Cette photo (son regard-témoin de l'horreur est toujours présent en mémoire) et d’autres ont construit ce que je sus devenu. À dix piges, la lutte contre le racisme et l’ antisémitisme était déjà intériorisée. Au fil des années, je me suis beaucoup documenté sur ces sujets. Natif d'une ville communiste avec un maire et un député anciens résistants, on ne rigolait pas avec le génocide nazi dans la commune. Et dans la Bibliothèque Robert Desnos, une grosse documentation sur cette période noire de l'histoire de France. J'y ai passé des heures de lecture. Plus l'écoute des conversation des anciens au bistrot du quartier. Avec de plus en plus d’outils en mains pour pouvoir argumenter et tenter de comprendre les racines de la haine de l’autre. Les combats contre le sexisme et l’homophobie ont été intériorisés plus tard. Comme d’autres luttes. Avec une constatation récurrente. Laquelle ? La persistance de notre connerie humaine
Merci à cet instit de nous avoir montré la photo de l’enfant du ghetto de Varsovie. Elle nous a secoué. Cet enfant pouvait être l’un d’entre nous. En plus de nous secouer, la photo nous a aussi permis de prendre conscience de la réalité d'un génocide. Nous qui étions nés une vingtaine d'années après la barbarie nazie. Méfiez-vous toujours du fascisme, il peut revenir à tout moment bouffer la démocratie. Nous avons beaucoup entendu cette phrase. À l’époque, on le trouvait obsessionnel. Certains gosses avec même des petits sourires en coin. Aujourd’hui, tous les voyants au « brun » lui donnent raison. Un fascisme avec de nouveaux visages. Parfois là où l’on ne l’attend pas du tout. Toutefois, un élément ne change pas. La même haine de l'humanité sous les nouveaux masques du fascisme.

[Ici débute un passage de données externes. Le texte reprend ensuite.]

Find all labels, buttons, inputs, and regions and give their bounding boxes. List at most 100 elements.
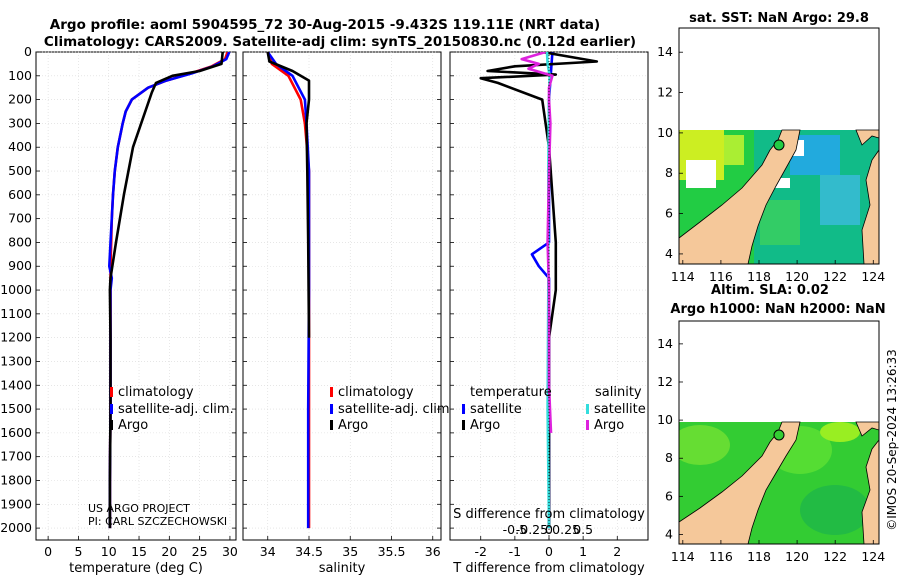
legend-header-salinity: salinity xyxy=(595,385,642,400)
difference-secondary-xlabel: S difference from climatology xyxy=(453,507,645,522)
map-x-tick-label: 114 xyxy=(671,269,695,284)
x-tick-label: 2 xyxy=(613,544,621,559)
salinity-xlabel: salinity xyxy=(319,561,366,576)
salinity-lines xyxy=(266,52,311,529)
map-x-tick-label: 122 xyxy=(823,549,847,564)
salinity-axes-box xyxy=(242,51,442,541)
x-tick-label: -2 xyxy=(474,544,486,559)
legend-label-t-satellite: satellite xyxy=(470,402,522,417)
sst-map-title: sat. SST: NaN Argo: 29.8 xyxy=(689,11,869,26)
sst-field-gap xyxy=(686,160,716,188)
sla-field-light1 xyxy=(679,425,730,465)
map-x-tick-label: 124 xyxy=(861,549,885,564)
map-x-tick-label: 124 xyxy=(861,269,885,284)
sst-field-yellow2 xyxy=(724,135,744,165)
legend-swatch-t-satellite xyxy=(462,404,465,414)
x-tick-label: 1 xyxy=(579,544,587,559)
secondary-tick-label: 0.25 xyxy=(552,522,580,537)
secondary-tick-label: -0.5 xyxy=(503,522,527,537)
legend-label-t-argo: Argo xyxy=(470,418,500,433)
map-x-tick-label: 114 xyxy=(671,549,695,564)
map-x-tick-label: 116 xyxy=(709,549,733,564)
legend-swatch-t-argo xyxy=(462,420,465,430)
sst-map-ticks: 114 116 118 120 122 124 4 6 8 10 12 14 xyxy=(657,44,885,284)
y-tick-label: 2000 xyxy=(0,520,32,535)
y-tick-label: 500 xyxy=(8,163,32,178)
y-tick-label: 1400 xyxy=(0,377,32,392)
y-tick-label: 1300 xyxy=(0,353,32,368)
sst-land-west xyxy=(679,129,801,264)
map-y-tick-label: 4 xyxy=(665,526,673,541)
y-tick-label: 1500 xyxy=(0,401,32,416)
sst-field-green2 xyxy=(760,200,800,245)
sst-field-cyan2 xyxy=(820,175,860,225)
temperature-axes-box xyxy=(35,51,237,541)
y-tick-label: 200 xyxy=(8,92,32,107)
temperature-legend: climatology satellite-adj. clim. Argo xyxy=(110,385,234,433)
legend-swatch-climatology xyxy=(110,387,113,397)
salinity-ticks: 34 34.5 35 35.5 36 xyxy=(243,51,441,559)
difference-ticks: -2 -1 0 1 2 xyxy=(450,51,621,559)
legend-swatch-argo xyxy=(110,420,113,430)
timestamp-stamp: ©IMOS 20-Sep-2024 13:26:33 xyxy=(885,349,899,531)
x-tick-label: 15 xyxy=(131,544,147,559)
x-tick-label: 0 xyxy=(545,544,553,559)
difference-legend: temperature salinity satellite Argo sate… xyxy=(462,385,646,433)
x-tick-label: 36 xyxy=(425,544,441,559)
temperature-gridlines xyxy=(36,51,236,540)
x-tick-label: 25 xyxy=(192,544,208,559)
legend-label-satellite: satellite-adj. clim. xyxy=(338,402,454,417)
series-line-argo xyxy=(266,52,311,338)
sla-land-east xyxy=(861,439,879,544)
legend-label-argo: Argo xyxy=(118,418,148,433)
legend-swatch-satellite xyxy=(110,404,113,414)
legend-swatch-climatology xyxy=(330,387,333,397)
project-label: US ARGO PROJECT xyxy=(88,502,190,515)
legend-label-argo: Argo xyxy=(338,418,368,433)
sla-land-northeast xyxy=(855,421,879,437)
x-tick-label: 34 xyxy=(260,544,276,559)
x-tick-label: -1 xyxy=(509,544,521,559)
legend-swatch-s-satellite xyxy=(586,404,589,414)
y-tick-label: 600 xyxy=(8,187,32,202)
sla-map-title-line2: Argo h1000: NaN h2000: NaN xyxy=(670,302,885,317)
figure-title-line1: Argo profile: aoml 5904595_72 30-Aug-201… xyxy=(50,17,600,33)
series-line-s-satellite xyxy=(545,52,552,529)
sla-field-dark xyxy=(800,485,870,535)
legend-label-climatology: climatology xyxy=(118,385,194,400)
map-x-tick-label: 118 xyxy=(747,549,771,564)
x-tick-label: 5 xyxy=(74,544,82,559)
legend-swatch-s-argo xyxy=(586,420,589,430)
y-tick-label: 900 xyxy=(8,258,32,273)
x-tick-label: 0 xyxy=(44,544,52,559)
legend-swatch-argo xyxy=(330,420,333,430)
y-tick-label: 1600 xyxy=(0,425,32,440)
map-x-tick-label: 120 xyxy=(785,269,809,284)
legend-swatch-satellite xyxy=(330,404,333,414)
temperature-panel: 0100200300400500600700800900100011001200… xyxy=(0,44,238,576)
map-y-tick-label: 14 xyxy=(657,44,673,59)
sst-argo-marker xyxy=(773,139,785,151)
salinity-panel: 34 34.5 35 35.5 36 salinity climatology sate… xyxy=(242,51,454,576)
y-tick-label: 0 xyxy=(24,44,32,59)
pi-label: PI: CARL SZCZECHOWSKI xyxy=(88,515,227,528)
secondary-tick-label: -0.25 xyxy=(516,522,548,537)
map-y-tick-label: 6 xyxy=(665,206,673,221)
difference-secondary-ticks: -0.5-0.250 0.250.5 xyxy=(503,522,593,537)
sst-land-northeast xyxy=(855,129,879,146)
sla-map-title-line1: Altim. SLA: 0.02 xyxy=(711,283,829,298)
map-y-tick-label: 6 xyxy=(665,488,673,503)
sst-map-frame xyxy=(678,27,880,265)
temperature-lines xyxy=(108,52,231,529)
map-y-tick-label: 12 xyxy=(657,85,673,100)
sst-land-east xyxy=(861,149,879,264)
y-tick-label: 700 xyxy=(8,211,32,226)
y-tick-label: 1200 xyxy=(0,330,32,345)
secondary-tick-label: 0 xyxy=(545,522,553,537)
map-y-tick-label: 14 xyxy=(657,336,673,351)
map-y-tick-label: 12 xyxy=(657,374,673,389)
legend-label-s-satellite: satellite xyxy=(594,402,646,417)
sla-field-yellow xyxy=(820,422,860,442)
map-x-tick-label: 116 xyxy=(709,269,733,284)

Après l’école, le travail de mémoire a continué. Une réflexion alimentée par des textes. Pour ma part, mon éducation historique s’est faite beaucoup à travers des romans. La fiction restant un bon support pour s’immerger dans la folie humaine. Mais éduqué aussi par des photos ayant fait le tour de la planète. Dont celle d’une petite fille courant nue pour échapper au Napalm. Du ghetto de Varsovie au Vietnam, toujours les civils en première ligne. Et souvent les plus fragiles. Comme en ce moment sur nos écrans. Les coupables seront-ils jugés ? La balle dans le camp de la justice internationale. En attendant, le massacre continue. Visible sur tous les écrans du monde.
Milliards de vues sur l’enfer de Gaza.